According to the court-approved scheme, the entire undertaking of Telenor Pakistan will be transferred and vested into PTML as a going concern, with PTCL’s entire shareholding in Telenor Pakistan cancelled as part of the process. After completion, Telenor Pakistan will stand dissolved without winding up and its name will be struck off from the records of the Registrar of Companies. The IHC approval came after PTA had already issued the final no-objection certificate for the merger in March 2026, paving the way for the formal legal process that culminates in today’s court sanction. Shareholders of both PTML and Telenor Pakistan had unanimously endorsed the scheme at separate meetings held on June 5, 2026, with all procedural requirements, including public notices and advertisements, duly complied with and no objections received from any shareholder, creditor, or member of the public.
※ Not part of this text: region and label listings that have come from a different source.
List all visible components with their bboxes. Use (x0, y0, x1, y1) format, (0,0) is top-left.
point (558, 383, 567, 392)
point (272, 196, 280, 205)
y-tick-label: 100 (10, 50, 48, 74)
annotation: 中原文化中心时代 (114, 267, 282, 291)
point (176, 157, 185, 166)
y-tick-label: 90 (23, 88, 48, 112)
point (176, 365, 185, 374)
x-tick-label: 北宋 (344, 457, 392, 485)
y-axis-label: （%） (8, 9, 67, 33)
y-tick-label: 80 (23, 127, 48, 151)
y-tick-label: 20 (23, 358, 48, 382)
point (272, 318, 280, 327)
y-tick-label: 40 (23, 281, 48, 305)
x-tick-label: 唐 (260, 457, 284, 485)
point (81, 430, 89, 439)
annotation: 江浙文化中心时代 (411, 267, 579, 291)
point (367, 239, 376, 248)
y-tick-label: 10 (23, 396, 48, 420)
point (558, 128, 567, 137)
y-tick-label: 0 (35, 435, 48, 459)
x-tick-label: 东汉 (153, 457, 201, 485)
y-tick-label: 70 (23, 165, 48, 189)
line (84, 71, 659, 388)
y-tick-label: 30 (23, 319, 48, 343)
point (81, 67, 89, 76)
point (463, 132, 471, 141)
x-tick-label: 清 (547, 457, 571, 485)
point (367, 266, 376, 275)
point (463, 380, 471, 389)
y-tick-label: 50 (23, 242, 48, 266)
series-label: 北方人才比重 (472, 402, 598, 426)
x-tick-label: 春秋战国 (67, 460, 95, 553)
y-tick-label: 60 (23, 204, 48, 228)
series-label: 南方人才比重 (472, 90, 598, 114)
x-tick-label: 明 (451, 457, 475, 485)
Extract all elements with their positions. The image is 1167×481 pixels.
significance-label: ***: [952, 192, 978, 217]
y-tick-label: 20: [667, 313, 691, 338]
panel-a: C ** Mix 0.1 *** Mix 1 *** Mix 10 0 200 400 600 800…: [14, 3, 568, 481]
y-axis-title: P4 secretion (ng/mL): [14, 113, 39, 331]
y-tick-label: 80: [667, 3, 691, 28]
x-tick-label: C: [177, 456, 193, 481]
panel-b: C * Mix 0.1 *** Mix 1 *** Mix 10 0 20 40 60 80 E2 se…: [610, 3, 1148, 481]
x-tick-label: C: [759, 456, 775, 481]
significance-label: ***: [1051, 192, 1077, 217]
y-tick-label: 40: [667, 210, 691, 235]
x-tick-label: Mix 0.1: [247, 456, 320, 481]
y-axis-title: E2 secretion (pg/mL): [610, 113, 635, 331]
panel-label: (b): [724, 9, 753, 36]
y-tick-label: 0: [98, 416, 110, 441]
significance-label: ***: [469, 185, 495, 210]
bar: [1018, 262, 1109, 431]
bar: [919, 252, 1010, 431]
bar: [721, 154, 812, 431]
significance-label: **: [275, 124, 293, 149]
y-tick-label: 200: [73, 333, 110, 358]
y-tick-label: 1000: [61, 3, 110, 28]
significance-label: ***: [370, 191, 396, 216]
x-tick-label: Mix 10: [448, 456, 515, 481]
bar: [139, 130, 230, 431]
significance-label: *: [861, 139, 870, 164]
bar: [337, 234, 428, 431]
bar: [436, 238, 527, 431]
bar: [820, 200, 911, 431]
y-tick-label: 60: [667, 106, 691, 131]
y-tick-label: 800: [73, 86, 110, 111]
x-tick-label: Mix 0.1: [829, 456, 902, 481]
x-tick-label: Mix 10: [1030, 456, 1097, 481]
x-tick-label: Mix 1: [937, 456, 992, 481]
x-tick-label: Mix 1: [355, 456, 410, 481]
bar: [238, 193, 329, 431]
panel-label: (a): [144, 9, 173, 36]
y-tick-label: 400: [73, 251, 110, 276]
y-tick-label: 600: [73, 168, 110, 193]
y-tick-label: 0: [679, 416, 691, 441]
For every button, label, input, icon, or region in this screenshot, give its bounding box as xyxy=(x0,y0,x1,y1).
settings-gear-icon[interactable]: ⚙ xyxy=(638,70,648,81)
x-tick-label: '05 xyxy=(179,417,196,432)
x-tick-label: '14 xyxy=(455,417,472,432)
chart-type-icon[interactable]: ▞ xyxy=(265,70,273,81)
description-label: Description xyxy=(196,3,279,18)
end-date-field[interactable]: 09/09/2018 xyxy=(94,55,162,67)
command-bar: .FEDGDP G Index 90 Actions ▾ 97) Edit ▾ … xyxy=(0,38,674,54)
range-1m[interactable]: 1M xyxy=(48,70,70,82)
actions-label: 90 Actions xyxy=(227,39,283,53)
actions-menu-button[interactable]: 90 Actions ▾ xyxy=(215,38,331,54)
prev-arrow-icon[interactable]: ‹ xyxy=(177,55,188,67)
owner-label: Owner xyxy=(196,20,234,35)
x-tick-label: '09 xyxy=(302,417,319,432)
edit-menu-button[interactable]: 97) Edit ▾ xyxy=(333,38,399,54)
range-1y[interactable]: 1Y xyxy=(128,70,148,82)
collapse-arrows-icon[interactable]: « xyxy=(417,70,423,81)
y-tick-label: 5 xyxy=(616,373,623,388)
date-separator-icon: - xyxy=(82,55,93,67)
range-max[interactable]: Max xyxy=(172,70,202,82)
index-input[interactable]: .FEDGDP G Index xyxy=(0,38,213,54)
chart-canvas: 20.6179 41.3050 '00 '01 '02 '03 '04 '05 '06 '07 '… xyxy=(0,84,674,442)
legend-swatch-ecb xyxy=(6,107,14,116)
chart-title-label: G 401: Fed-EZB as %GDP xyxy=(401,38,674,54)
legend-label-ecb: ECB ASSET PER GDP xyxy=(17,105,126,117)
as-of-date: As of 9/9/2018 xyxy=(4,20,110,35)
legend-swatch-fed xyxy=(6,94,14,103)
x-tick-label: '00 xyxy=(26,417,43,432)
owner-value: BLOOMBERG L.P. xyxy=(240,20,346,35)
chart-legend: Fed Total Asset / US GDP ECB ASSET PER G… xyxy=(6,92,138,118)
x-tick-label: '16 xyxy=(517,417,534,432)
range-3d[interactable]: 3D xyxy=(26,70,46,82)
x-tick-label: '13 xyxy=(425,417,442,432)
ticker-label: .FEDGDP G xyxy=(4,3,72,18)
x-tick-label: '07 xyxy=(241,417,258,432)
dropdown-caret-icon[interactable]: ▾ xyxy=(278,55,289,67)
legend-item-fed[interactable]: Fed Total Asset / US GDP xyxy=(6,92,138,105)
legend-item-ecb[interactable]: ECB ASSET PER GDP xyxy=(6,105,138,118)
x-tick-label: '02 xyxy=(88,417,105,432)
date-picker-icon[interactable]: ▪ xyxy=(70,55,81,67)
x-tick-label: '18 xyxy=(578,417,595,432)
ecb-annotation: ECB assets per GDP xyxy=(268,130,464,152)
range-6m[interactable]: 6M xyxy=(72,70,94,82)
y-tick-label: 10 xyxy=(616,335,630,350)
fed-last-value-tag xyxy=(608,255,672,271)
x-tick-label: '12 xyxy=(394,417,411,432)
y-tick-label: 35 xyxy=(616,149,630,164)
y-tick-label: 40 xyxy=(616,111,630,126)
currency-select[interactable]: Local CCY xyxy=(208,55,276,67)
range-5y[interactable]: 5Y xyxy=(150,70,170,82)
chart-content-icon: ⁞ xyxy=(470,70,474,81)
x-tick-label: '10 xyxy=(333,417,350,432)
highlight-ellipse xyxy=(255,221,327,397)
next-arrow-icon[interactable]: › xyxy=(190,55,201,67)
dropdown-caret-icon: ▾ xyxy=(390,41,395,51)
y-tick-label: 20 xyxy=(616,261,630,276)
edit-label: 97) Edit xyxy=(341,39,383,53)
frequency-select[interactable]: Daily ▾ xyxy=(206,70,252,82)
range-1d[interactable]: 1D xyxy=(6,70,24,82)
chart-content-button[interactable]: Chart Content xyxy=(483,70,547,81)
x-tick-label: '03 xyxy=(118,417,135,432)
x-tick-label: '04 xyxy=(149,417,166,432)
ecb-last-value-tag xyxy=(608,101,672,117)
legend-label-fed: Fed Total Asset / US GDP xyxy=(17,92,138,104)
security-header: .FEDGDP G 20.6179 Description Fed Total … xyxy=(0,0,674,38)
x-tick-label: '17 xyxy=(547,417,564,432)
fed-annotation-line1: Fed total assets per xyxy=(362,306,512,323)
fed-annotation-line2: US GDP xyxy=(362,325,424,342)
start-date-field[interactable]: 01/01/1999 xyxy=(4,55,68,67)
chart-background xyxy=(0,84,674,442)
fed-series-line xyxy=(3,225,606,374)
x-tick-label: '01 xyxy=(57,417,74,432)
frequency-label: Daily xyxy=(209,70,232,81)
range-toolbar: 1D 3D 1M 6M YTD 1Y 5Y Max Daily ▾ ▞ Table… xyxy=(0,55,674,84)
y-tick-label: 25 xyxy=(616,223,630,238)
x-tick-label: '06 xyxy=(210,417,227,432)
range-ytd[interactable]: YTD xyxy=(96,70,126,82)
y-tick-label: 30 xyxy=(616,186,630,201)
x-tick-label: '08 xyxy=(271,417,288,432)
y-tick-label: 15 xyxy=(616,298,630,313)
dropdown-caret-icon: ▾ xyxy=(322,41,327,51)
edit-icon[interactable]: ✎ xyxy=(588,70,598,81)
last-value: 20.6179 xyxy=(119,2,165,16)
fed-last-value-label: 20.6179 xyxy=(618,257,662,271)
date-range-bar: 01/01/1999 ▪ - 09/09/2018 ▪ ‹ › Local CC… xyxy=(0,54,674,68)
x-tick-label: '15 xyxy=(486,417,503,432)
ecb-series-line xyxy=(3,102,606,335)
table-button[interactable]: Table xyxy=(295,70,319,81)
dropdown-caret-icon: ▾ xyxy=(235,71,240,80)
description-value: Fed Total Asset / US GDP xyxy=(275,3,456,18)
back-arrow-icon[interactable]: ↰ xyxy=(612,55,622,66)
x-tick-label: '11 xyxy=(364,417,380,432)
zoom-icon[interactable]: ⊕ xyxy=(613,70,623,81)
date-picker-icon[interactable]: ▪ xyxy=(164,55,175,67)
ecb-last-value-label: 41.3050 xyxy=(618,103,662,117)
The merged entity will carry approximately 70 million subscribers, positioning it as Pakistan’s second-largest mobile operator, just behind Jazz which currently leads with approximately 74 million monthly active subscribers. As of May 2026, Telenor held 21.26 percent of Pakistan’s cellular market while Ufone held 14.65 percent, a combined 35.91 percent that places the merged operator within a fraction of Jazz’s 36.42 percent share and significantly ahead of Zong’s 26.62 percent. The combined spectrum holdings, tower network of approximately 26,000 sites, and unified back-office operations create a significantly more formidable competitor than either operator was independently, with the operational integration of two mobile networks expected to proceed in phases over the coming months and years.
Most significantly for Pakistan’s mobile consumers, both the Ufone and Telenor brands are set to be retired once the integration process is completed, with the combined operator adopting the e& identity as part of UAE-based e& group’s global branding strategy. The rebranding marks the end of the Telenor name in Pakistan after nearly two decades in the market, while Ufone’s standalone identity, active since 2001, will also cease as the combined operator transitions to the e& platform. For customers, the immediate experience will be uninterrupted, with existing SIM cards, numbers, packages, and mobile services continuing during the transition period, as PTA’s conditions mandate that customers must be offered the option to continue using existing packages for at least three months after the merger. The long-term implications for Pakistan’s telecom market are structural: a three-player market featuring Jazz, e& Pakistan, and Zong represents a significantly more concentrated competitive landscape than the four-way competition the country has had for the past two decades.